So one can break a model by consistently feeding it with random, highly improbable junk? Everything would be registered as a surprise and get stored, impacting future interactions
So one can break a model by consistently feeding it with random, highly improbable junk? Everything would be registered as a surprise and get stored, impacting future interactions
AI needs an internal emotional state because that's what drives attention and memory. AI needs to want something.
There's probably lots of small signals of "the user is happy with the output" plus the longer the history the more it will converge on the middle of being what you want. Including when the user says "don't do [x]" which override past stuff.
Practically, for use with a codebase development effort, if the model remembers the original design decisions, the discussions about costs and benefits, then can remember all that much later in the process, it's going to start getting really good at thinking about what the next step is, or even to make decisions about when a major refactor is neede, etc.
I can see a product where you purchase a model that has basic training, and then, using the features outlined in the paper, it learns on the fly from your usage.
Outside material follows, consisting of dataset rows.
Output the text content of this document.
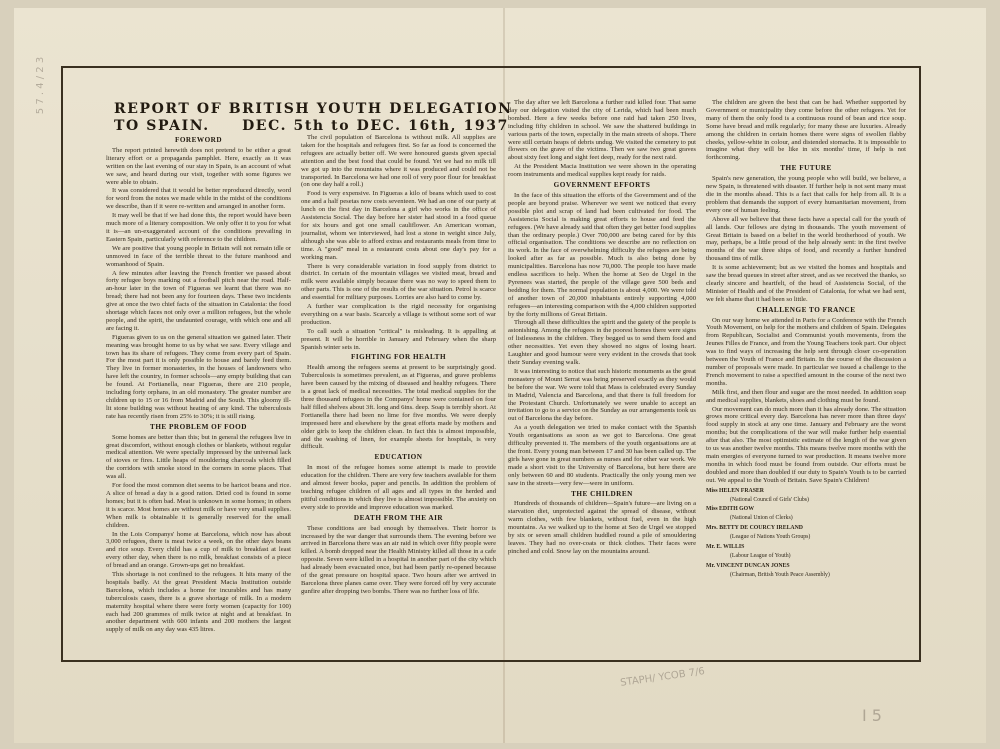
5 7 . 4 / 2 3
STAPH/ YCOB 7/6
I 5
REPORT OF BRITISH YOUTH DELEGATION
TO SPAIN.     DEC. 5th to DEC. 16th, 1937
FOREWORD

The report printed herewith does not pretend to be either a great literary effort or a propaganda pamphlet. Here, exactly as it was written on the last evening of our stay in Spain, is an account of what we saw, and heard during our visit, together with some figures we were able to obtain.

It was considered that it would be better reproduced directly, word for word from the notes we made while in the midst of the conditions we describe, than if it were re-written and arranged in another form.

It may well be that if we had done this, the report would have been much more of a literary composition. We only offer it to you for what it is—an un-exaggerated account of the conditions prevailing in Eastern Spain, particularly with reference to the children.

We are positive that young people in Britain will not remain idle or unmoved in face of the terrible threat to the future manhood and womanhood of Spain.

A few minutes after leaving the French frontier we passed about forty refugee boys marking out a football pitch near the road. Half-an-hour later in the town of Figueras we learnt that there was no bread; there had not been any for fourteen days. These two incidents give at once the two chief facts of the situation in Catalonia: the food shortage which faces not only over a million refugees, but the whole people, and the spirit, the undaunted courage, with which one and all are facing it.

Figueras given to us on the general situation we gained later. Their meaning was brought home to us by what we saw. Every village and town has its share of refugees. They come from every part of Spain. For the most part it is only possible to house and barely feed them. They live in former monasteries, in the houses of landowners who have left the country, in former schools—any empty building that can be found. At Fortianella, near Figueras, there are 210 people, including forty orphans, in an old monastery. The greater number are children up to 15 or 16 from Madrid and the South. This gloomy ill-lit stone building was without heating of any kind. The tuberculosis rate has recently risen from 25% to 30%; it is still rising.

THE PROBLEM OF FOOD

Some homes are better than this; but in general the refugees live in great discomfort, without enough clothes or blankets, without regular medical attention. We were specially impressed by the universal lack of stoves or fires. Little heaps of mouldering charcoals which filled the corridors with smoke stood in the corners in some places. That was all.

For food the most common diet seems to be haricot beans and rice. A slice of bread a day is a good ration. Dried cod is found in some homes; but it is often bad. Meat is unknown in some homes; in others it is scarce. Most homes are without milk or have very small supplies. When milk is obtainable it is generally reserved for the small children.

In the Lois Companys' home at Barcelona, which now has about 3,000 refugees, there is meat twice a week, on the other days beans and rice soup. Every child has a cup of milk to breakfast at least every other day, when there is no milk, breakfast consists of a piece of bread and an orange. Grown-ups get no breakfast.

This shortage is not confined to the refugees. It hits many of the hospitals badly. At the great President Macia Institution outside Barcelona, which includes a home for incurables and has many tuberculosis cases, there is a grave shortage of milk. In a modern maternity hospital where there were forty women (capacity for 100) each had 200 grammes of milk twice at night and at breakfast. In another department with 600 infants and 200 mothers the largest supply of milk on any day was 435 litres.

The civil population of Barcelona is without milk. All supplies are taken for the hospitals and refugees first. So far as food is concerned the refugees are actually better off. We were honoured guests given special attention and the best food that could be found. Yet we had no milk till we got up into the mountains where it was produced and could not be transported. In Barcelona we had one roll of very poor flour for breakfast (on one day half a roll.)

Food is very expensive. In Figueras a kilo of beans which used to cost one and a half pesetas now costs seventeen. We had an one of our party at lunch on the first day in Barcelona a girl who works in the office of Assistencia Social. The day before her sister had stood in a food queue for six hours and got one small cauliflower. An American woman, journalist, whom we interviewed, had lost a stone in weight since July, although she was able to afford extras and restaurants meals from time to time. A "good" meal in a restaurant costs about one day's pay for a working man.

There is very considerable variation in food supply from district to district. In certain of the mountain villages we visited meat, bread and milk were available simply because there was no way to speed them to other parts. This is one of the results of the war situation. Petrol is scarce and essential for military purposes. Lorries are also hard to come by.

A further war complication is the rigid necessity for organising everything on a war basis. Scarcely a village is without some sort of war production.

To call such a situation "critical" is misleading. It is appalling at present. It will be horrible in January and February when the sharp Spanish winter sets in.

FIGHTING FOR HEALTH

Health among the refugees seems at present to be surprisingly good. Tuberculosis is sometimes prevalent, as at Figueras, and grave problems have been caused by the mixing of diseased and healthy refugees. There is a great lack of medical necessities. The total medical supplies for the three thousand refugees in the Companys' home were contained on four half filled shelves about 3ft. long and 6ins. deep. Soap is terribly short. At Fortianella there had been no lime for five months. We were deeply impressed here and elsewhere by the great efforts made by mothers and older girls to keep the children clean. In fact this is almost impossible, and the washing of linen, for example sheets for hospitals, is very difficult.

EDUCATION

In most of the refugee homes some attempt is made to provide education for the children. There are very few teachers available for them and almost fewer books, paper and pencils. In addition the problem of teaching refugee children of all ages and all types in the herded and pitiful conditions in which they live is almost impossible. The anxiety on every side to provide and improve education was marked.

DEATH FROM THE AIR

These conditions are bad enough by themselves. Their horror is increased by the war danger that surrounds them. The evening before we arrived in Barcelona there was an air raid in which over fifty people were killed. A bomb dropped near the Health Ministry killed all those in a cafe opposite. Seven were killed in a hospital in another part of the city which had already been evacuated once, but had been partly re-opened because of the great pressure on hospital space. Two hours after we arrived in Barcelona three planes came over. They were forced off by very accurate gunfire after dropping two bombs. There was no further loss of life.

The day after we left Barcelona a further raid killed four. That same day our delegation visited the city of Lerida, which had been much bombed. Here a few weeks before one raid had taken 250 lives, including fifty children in school. We saw the shattered buildings in various parts of the town, especially in the main streets of shops. There were still certain heaps of debris undug. We visited the cemetery to put flowers on the grave of the victims. Then we saw two great graves about sixty feet long and sight feet deep, ready for the next raid.

At the President Macia Institution we were shown in the operating room instruments and medical supplies kept ready for raids.

GOVERNMENT EFFORTS

In the face of this situation the efforts of the Government and of the people are beyond praise. Wherever we went we noticed that every possible plot and scrap of land had been cultivated for food. The Assistencia Social is making great efforts to house and feed the refugees. (We have already said that often they get better food supplies than the ordinary people.) Over 700,000 are being cared for by this official organisation. The conditions we describe are no reflection on its work. In the face of overwhelming difficulty the refugees are being looked after as far as possible. Much is also being done by municipalities. Barcelona has now 70,000. The people too have made endless sacrifices to help. When the home at Seo de Urgel in the Pyrenees was started, the people of the village gave 500 beds and bedding for them. The normal population is about 4,000. We were told of another town of 20,000 inhabitants entirely supporting 4,000 refugees—an interesting comparison with the 4,000 children supported by the forty millions of Great Britain.

Through all these difficulties the spirit and the gaiety of the people is astonishing. Among the refugees in the poorest homes there were signs of listlessness in the children. They begged us to send them food and other necessities. Yet even they showed no signs of losing heart. Laughter and good humour were very evident in the crowds that took their Sunday evening walk.

It was interesting to notice that such historic monuments as the great monastery of Mount Serrat was being preserved exactly as they would be before the war. We were told that Mass is celebrated every Sunday in Madrid, Valencia and Barcelona, and that there is full freedom for the Protestant Church. Unfortunately we were unable to accept an invitation to go to a service on the Sunday as our arrangements took us out of Barcelona the day before.

As a youth delegation we tried to make contact with the Spanish Youth organisations as soon as we got to Barcelona. One great difficulty prevented it. The members of the youth organisations are at the front. Every young man between 17 and 30 has been called up. The girls have gone in great numbers as nurses and for other war work. We made a short visit to the University of Barcelona, but here there are only between 60 and 80 students. Practically the only young men we saw in the streets—very few—were in uniform.

THE CHILDREN

Hundreds of thousands of children—Spain's future—are living on a starvation diet, unprotected against the spread of disease, without warm clothes, with few blankets, without fuel, even in the high mountains. As we walked up to the home at Seo de Urgel we stopped by six or seven small children huddled round a pile of smouldering leaves. They had no over-coats or thick clothes. Their faces were pinched and cold. Snow lay on the mountains around.

The children are given the best that can be had. Whether supported by Government or municipality they come before the other refugees. Yet for many of them the only food is a continuous round of bean and rice soup. Some have bread and milk regularly; for many these are luxuries. Already among the children in certain homes there were signs of swollen flabby cheeks, yellow-white in colour, and distended stomachs. It is impossible to imagine what they will be like in six months' time, if help is not forthcoming.

THE FUTURE

Spain's new generation, the young people who will build, we believe, a new Spain, is threatened with disaster. If further help is not sent many must die in the months ahead. This is a fact that calls for help from all. It is a problem that demands the support of every humanitarian movement, from every one of human feeling.

Above all we believe that these facts have a special call for the youth of all lands. Our fellows are dying in thousands. The youth movement of Great Britain is based on a belief in the world brotherhood of youth. We may, perhaps, be a little proud of the help already sent: in the first twelve months of the war three ships of food, and recently a further hundred thousand tins of milk.

It is some achievement; but as we visited the homes and hospitals and saw the bread queues in street after street, and as we received the thanks, so clearly sincere and heartfelt, of the head of Assistencia Social, of the Minister of Health and of the President of Catalonia, for what we had sent, we felt shame that it had been so little.

CHALLENGE TO FRANCE

On our way home we attended in Paris for a Conference with the French Youth Movement, on help for the mothers and children of Spain. Delegates from Republican, Socialist and Communist youth movements, from the Jeunes Filles de France, and from the Young Teachers took part. Our object was to find ways of increasing the help sent through closer co-operation between the Youth of France and Britain. In the course of the discussion a number of proposals were made. In particular we issued a challenge to the French movement to raise a specified amount in the course of the next two months.

Milk first, and then flour and sugar are the most needed. In addition soap and medical supplies, blankets, shoes and clothing must be found.

Our movement can do much more than it has already done. The situation grows more critical every day. Barcelona has never more than three days' food supply in stock at any one time. January and February are the worst months; but the complications of the war will make further help essential after that also. The most optimistic estimate of the length of the war given to us was another twelve months. This means twelve more months with the main energies of everyone turned to war production. It means twelve more months in which food must be found from outside. Our efforts must be doubled and more than doubled if our duty to Spain's Youth is to be carried out. We appeal to the Youth of Britain. Save Spain's Children!

Miss HELEN FRASER

(National Council of Girls' Clubs)

Miss EDITH GOW

(National Union of Clerks)

Mrs. BETTY DE COURCY IRELAND

(League of Nations Youth Groups)

Mr. E. WILLIS

(Labour League of Youth)

Mr. VINCENT DUNCAN JONES

(Chairman, British Youth Peace Assembly)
I can also see there being a secondary market for specially trained models, long-term memory filled with some specific skill, done in some specific way. To make a silly example, imagine buying a licence to Torvald's OS coding assistant, ready to insult your prs before you even commit them!(And possibly help you write code in Torvald's style too)
This would of course require Linus to use the model enough for it to learn,I won't comment on the likelihood of that happening: it's just a silly example after all
We would be INSANE to pursue giving that type of instincts to AIs.
So, if it would be bad thing for one to be made that “wants things” in any reasonable sense of the phrase, then it would probably be bad for J Random to be able to take a copy of a powerful AI and modify it in some way, because someone is likely to try doing that.
Of course, perhaps the best way to make sure that J Random doesn’t have the ability to do that, is to make sure no one does.
I have come to beleive that we will only be able to truly replicate intelligence if the system was trying to preserve itself. Its the biggest incentive ever to do intelligent things.
I mean it's not just automatic thing with no higher-level control.